Вернувшись домой, я сказал отцу, что уверен в провале. Отец встретил это известие с великодушием и нежностью. Он не понимал юношу, который задумывался о своей вполне возможной гибели, но сердце его раскрылось неудачливому, огорченному ребенку. Теперь он и не думал о расходах на образование, он только утешал и ободрял меня. Перед самым Рождеством мы получили известие, что «Уни» (Университи колледж) предоставил мне стипендию.
Я должен был сдать и обычные вступительные экзамены, в том числе математику. Для подготовки я вернулся еще на семестр к Кёрку – золотое время, тем более счастливое, что надвинулась тень расставания. На Пасху я благополучно завалил экзамен – как всегда, сбился в подсчетах. Все успокаивали меня и советовали «быть аккуратнее», но что толку? Чем больше я старался, тем больше делал ошибок. Да и сейчас, если я должен аккуратно перепечатать страничку, я непременно ляпну нелепейшую опечатку в первом же слове.

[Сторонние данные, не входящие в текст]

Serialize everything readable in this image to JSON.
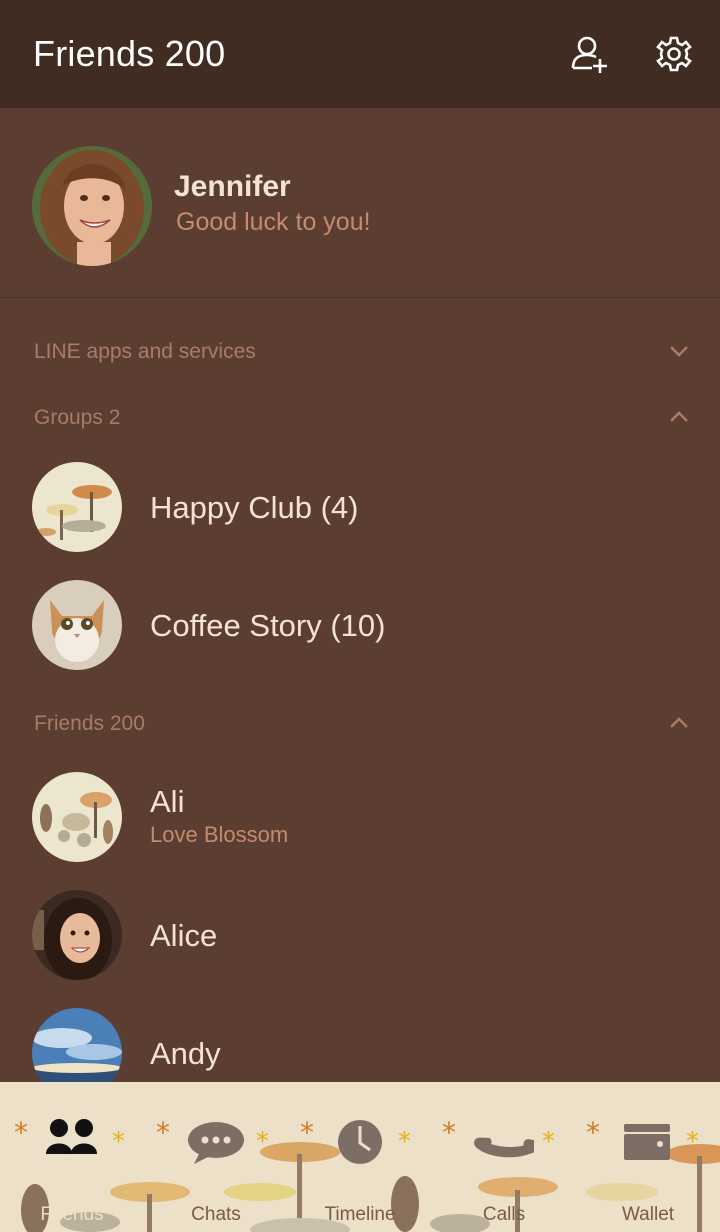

Тем не менее, в начале летнего (Троицына) семестра 1917 года я приступил к занятиям. Главным было тогда вступить в университетское общество подготовки офицеров, это считалось более благоприятным путем в армию. Я продолжал готовиться к экзамену по математике. Старый мистер Кэмпбелл, оказавшийся близким знакомым друга нашей семьи Дженни М., занимался со мной алгеброй (черт бы ее побрал!). Экзамен я так и не сдал – не помню, провалился я снова или просто не успел до него добраться. После войны, слава богу, эту проблему устранил благодетельный декрет: тех, кто отслужил в армии, освободили от математики, а то, наверное, я бы вылетел из Оксфорда.
Я провел в Университете меньше семестра – пришли мои документы, и меня призвали. Странный это был семестр. Половину колледжа занял госпиталь, там хозяйничали военные врачи. В оставшейся половине собиралась горстка новичков: двое юнцов, не достигших призывного возраста, двое белобилетников, один ирландский патриот, отказавшийся сражаться за Англию, и еще какие-то странные личности, о которых я ничего не знаю. Мы обедали в бывшей аудитории, превратившейся ныне в коридор между общей гостиной и залом. Нас было всего восемь, но мы были не так плохи: один из нас, Гордон, стал потом профессором литературы в Манчестере, другой, Юинг, – философом в Кембридже, был среди нас добряк и весельчак Теобальд Батлер, превращавший самые зверские лимерики в греческие стихи. Я наслаждался всем этим, но это было мало похоже на университетскую жизнь и, по мне, слишком неустроенно и бестолково. Особой пользы я из этих месяцев не извлек. Затем наступила пора военной службы. Благодаря удивительной милости судьбы армия не сразу разлучила меня с Оксфордом: меня зачислили в кадетский батальон, расквартированный неподалеку, в Кибле.
После военной подготовки (она была в те времена гораздо проще, чем в последнюю войну) мне присвоили звание младшего лейтенанта и распределили в Сомерсетский полк легкой пехоты (прежде это был Тринадцатый Пехотный). Я попал на передовую в свой девятнадцатый день рождения (ноябрь 1917-го), большую часть службы провел в деревушках под Аррасом, в Фампу и Монши, и был ранен у горы Бернаншон в районе Лиллера в апреле 1918 года.